There’s no getting away from it. There are leaves all over the ground and many of them are brown. It’s definitely autumn. And, while it’s getting dark at 6pm and there are millions of cubic metres of drizzle in the air, everybody feels better if we focus on the fact that you can wear a jumper and scarf without much danger of actually getting cold. Plus, the air does smell kind of great and it is legitimately a good time to go for walks in the woods. So, in that spirit, nothing makes autumn seem lovely like a pastry-based dish called Autumn Elevenses*.
This is about as simple as a pasty can be. Pastry, beef, potato, onion, tomato. Job’s a good ‘un. As with so many of the pies and pasties set to make an appearance on Yorkshire Grub (and with this Knareborough Picnic Pie, which is already waiting for you) feel free to add in any extras you have to hand. Some rosemary or thyme would be a great addition to the meat and veg mix, for example, and there are very few things that don’t benefit from a little added cheese.
But, the beauty of this recipe is that it’s great as it is and will take a minimum of time and effort (possibly using ingredients you already have). The pasties aren’t massive, so you could definitely be forgiven for eating them as a cheeky snack for, as the title suggests, elevenses. Maybe while you’re walking in the woods. They also work well with some salad for a lunch or light supper. Think about dipping them in some Blackberry Ketchup.

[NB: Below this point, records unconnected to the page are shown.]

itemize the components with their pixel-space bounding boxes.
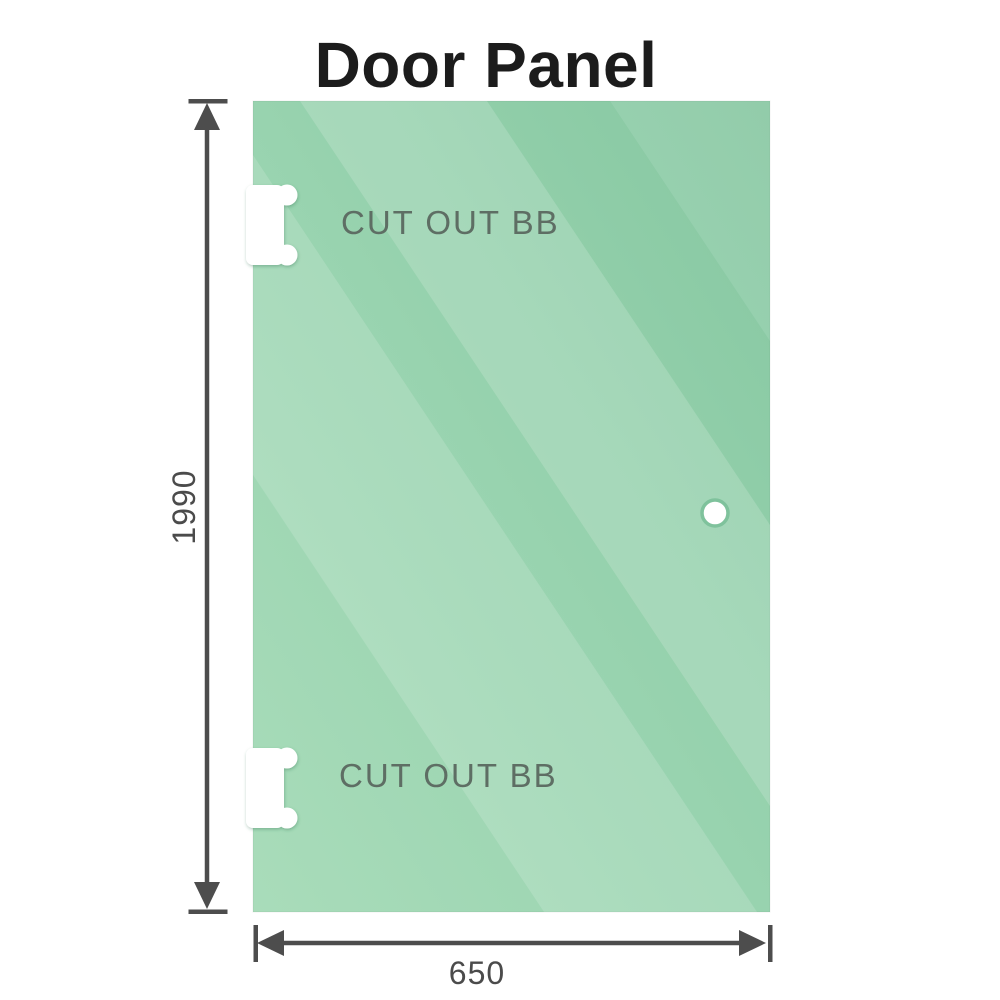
height-dimension-line [188, 99, 228, 914]
width-dimension-value: 650 [448, 955, 506, 991]
arrow-down-icon [194, 882, 220, 909]
glass-panel-body [252, 100, 771, 913]
width-dim-cap-left [253, 925, 258, 962]
hinge-cutout-bottom-hole-lower [276, 807, 298, 829]
cutout-label-top: CUT OUT BB [341, 204, 560, 241]
hinge-cutout-top-hole-lower [276, 244, 298, 266]
hinge-cutout-bottom-hole-upper [276, 747, 298, 769]
cutout-label-bottom: CUT OUT BB [339, 757, 558, 794]
height-dimension-value: 1990 [166, 469, 202, 545]
height-dim-cap-top [188, 99, 228, 104]
arrow-right-icon [739, 930, 766, 956]
hinge-cutout-top [246, 184, 298, 266]
arrow-up-icon [194, 103, 220, 130]
glass-reflections [253, 101, 770, 912]
glass-panel [252, 100, 771, 913]
reflection-band-corner [610, 101, 770, 341]
arrow-left-icon [257, 930, 284, 956]
hinge-cutout-bottom-notch [246, 748, 284, 828]
page-title: Door Panel [314, 29, 658, 101]
hinge-cutout-top-hole-upper [276, 184, 298, 206]
handle-hole [700, 498, 730, 528]
height-dim-cap-bottom [188, 909, 228, 914]
hinge-cutout-bottom [246, 747, 298, 829]
width-dim-cap-right [768, 925, 773, 962]
reflection-band-upper [300, 101, 770, 806]
reflection-band-main [253, 155, 757, 912]
hinge-cutout-top-notch [246, 185, 284, 265]
width-dimension-line [253, 925, 773, 962]
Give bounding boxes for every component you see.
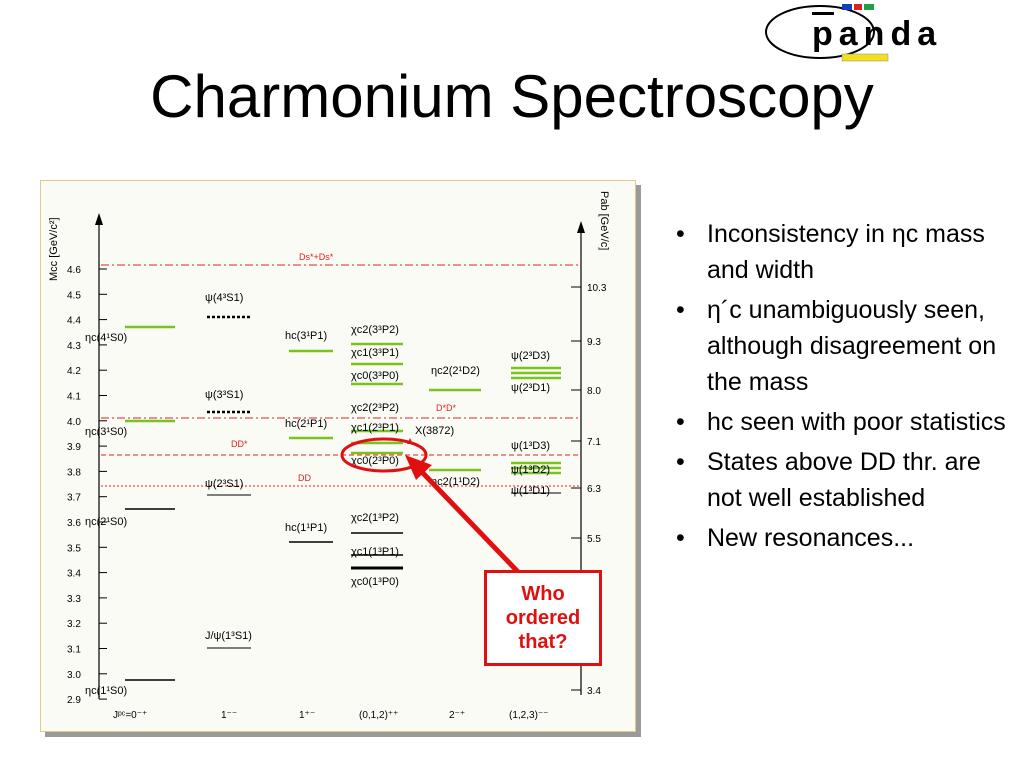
bullet-item: Inconsistency in ηc mass and width [676, 216, 1006, 288]
left-tick-label: 4.6 [67, 265, 81, 276]
state-label: ψ(4³S1) [205, 292, 243, 304]
state-label: ηc(4¹S0) [85, 332, 127, 344]
left-tick-label: 4.1 [67, 392, 81, 403]
state-label: ψ(1³D1) [511, 485, 550, 497]
state-label: ψ(2³D1) [511, 382, 550, 394]
right-axis-arrow [577, 221, 585, 233]
state-label: χc2(3³P2) [351, 324, 399, 336]
left-tick-label: 3.5 [67, 543, 81, 554]
threshold-label: DD* [231, 439, 248, 449]
who-ordered-that-callout: Who ordered that? [484, 570, 602, 666]
level-diagram-svg: Mcc [GeV/c²] Pab [GeV/c] 4.6 4.5 4.4 4.3 4.2 4.… [48, 191, 610, 721]
left-tick-label: 3.6 [67, 518, 81, 529]
left-tick-label: 3.1 [67, 645, 81, 656]
right-tick-label: 8.0 [587, 386, 601, 397]
panda-logo: panda [762, 0, 1024, 64]
right-tick-label: 5.5 [587, 534, 601, 545]
column-label: 1⁺⁻ [299, 710, 315, 721]
slide-title: Charmonium Spectroscopy [150, 63, 874, 130]
left-tick-label: 3.3 [67, 594, 81, 605]
threshold-label: D*D* [436, 403, 457, 413]
left-axis-label: Mcc [GeV/c²] [48, 217, 60, 281]
left-tick-label: 3.9 [67, 442, 81, 453]
right-tick-label: 6.3 [587, 484, 601, 495]
threshold-label: Ds*+Ds* [299, 252, 334, 262]
right-axis-label: Pab [GeV/c] [598, 191, 610, 250]
state-label: ψ(2³S1) [205, 478, 243, 490]
state-label: hc(3¹P1) [285, 330, 327, 342]
left-tick-label: 3.2 [67, 619, 81, 630]
state-label: ηc2(1¹D2) [431, 476, 480, 488]
left-tick-label: 3.7 [67, 493, 81, 504]
left-tick-label: 3.8 [67, 467, 81, 478]
state-label: ηc2(2¹D2) [431, 365, 480, 377]
state-label: ψ(1³D3) [511, 440, 550, 452]
bullet-item: hc seen with poor statistics [676, 404, 1006, 440]
state-label: χc1(2³P1) [351, 422, 399, 434]
left-tick-label: 4.2 [67, 366, 81, 377]
state-label: χc2(1³P2) [351, 512, 399, 524]
state-label: X(3872) [415, 425, 454, 437]
left-axis-arrow [95, 213, 103, 225]
state-label: ψ(2³D3) [511, 350, 550, 362]
left-tick-label: 3.0 [67, 670, 81, 681]
bullet-item: New resonances... [676, 520, 1006, 556]
state-label: χc1(1³P1) [351, 546, 399, 558]
state-label: χc0(2³P0) [351, 455, 399, 467]
left-tick-label: 4.3 [67, 341, 81, 352]
state-label: χc0(3³P0) [351, 370, 399, 382]
state-label: ψ(3³S1) [205, 389, 243, 401]
right-tick-label: 3.4 [587, 686, 601, 697]
left-tick-label: 4.5 [67, 290, 81, 301]
state-label: ηc(2¹S0) [85, 516, 127, 528]
right-tick-label: 7.1 [587, 437, 601, 448]
left-tick-label: 4.4 [67, 316, 81, 327]
column-label: 1⁻⁻ [221, 710, 237, 721]
state-label: hc(1¹P1) [285, 522, 327, 534]
state-label: χc0(1³P0) [351, 576, 399, 588]
column-label: (0,1,2)⁺⁺ [359, 710, 398, 721]
state-label: ψ(1³D2) [511, 464, 550, 476]
right-tick-label: 10.3 [587, 283, 607, 294]
state-label: χc2(2³P2) [351, 402, 399, 414]
left-tick-label: 4.0 [67, 417, 81, 428]
state-label: ηc(3¹S0) [85, 426, 127, 438]
state-label: J/ψ(1³S1) [205, 630, 252, 642]
left-tick-label: 2.9 [67, 695, 81, 706]
state-label: ηc(1¹S0) [85, 685, 127, 697]
column-label: (1,2,3)⁻⁻ [509, 710, 548, 721]
bullet-item: η´c unambiguously seen, although disagre… [676, 292, 1006, 400]
right-tick-label: 9.3 [587, 337, 601, 348]
logo-text: panda [812, 15, 942, 53]
column-label: Jᵖᶜ=0⁻⁺ [113, 710, 147, 721]
state-label: χc1(3³P1) [351, 347, 399, 359]
column-label: 2⁻⁺ [449, 710, 465, 721]
state-label: hc(2¹P1) [285, 418, 327, 430]
bullet-list: Inconsistency in ηc mass and width η´c u… [676, 216, 1006, 560]
threshold-label: DD [298, 473, 311, 483]
bullet-item: States above DD thr. are not well establ… [676, 444, 1006, 516]
x3872-marker [407, 438, 413, 444]
left-tick-label: 3.4 [67, 569, 81, 580]
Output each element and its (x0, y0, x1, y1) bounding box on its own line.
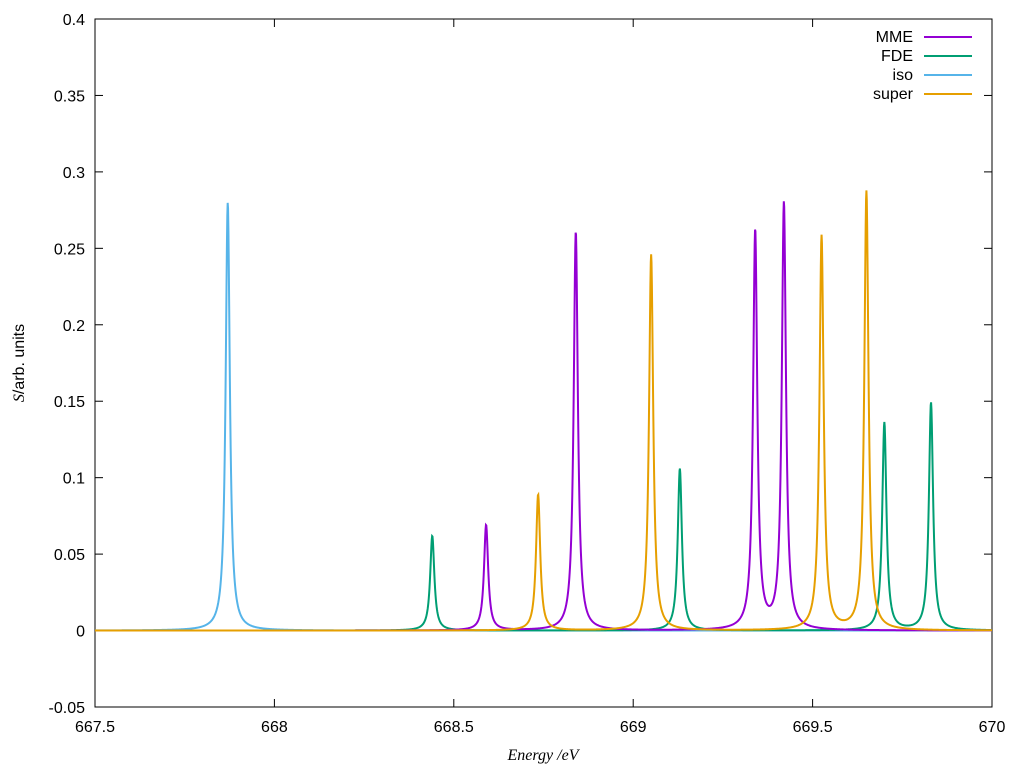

A quick note on pastry – if you fancy making your own, great. I’d recommend 125g flour, 50g butter and 50g lard, plus a bit of salt. But, frankly, there’s a bit of snobbery in food writing about buying pastry. For many of us home cooks shop-bought more than up to the task a lot of the time, it’s inexpensive and it cuts a lot of faff, particularly if you’re after puff pastry (my mum says she made puff pastry once in her life and vowed never to do it again, and she knows what she’s on about). More importantly, the ease of rolling out shop-bought pastry instead of making it from scratch might be the difference between bashing out a simple recipe like this between other jobs and simply deciding you can’t be arsed. We’re all busy and this isn’t a slow food sort of a dish. Ignore those hoighty foodie voices in your head, embrace the packet pastry…
*(Yes, it’s called Autumn Elevenses! No, I didn’t invent the name to make it impossibly cute. It’s from Mrs Appleby’s Traditional Yorkshire Recipes, 1982. It’s one of those dishes I knew I had to make the moment I saw the name.)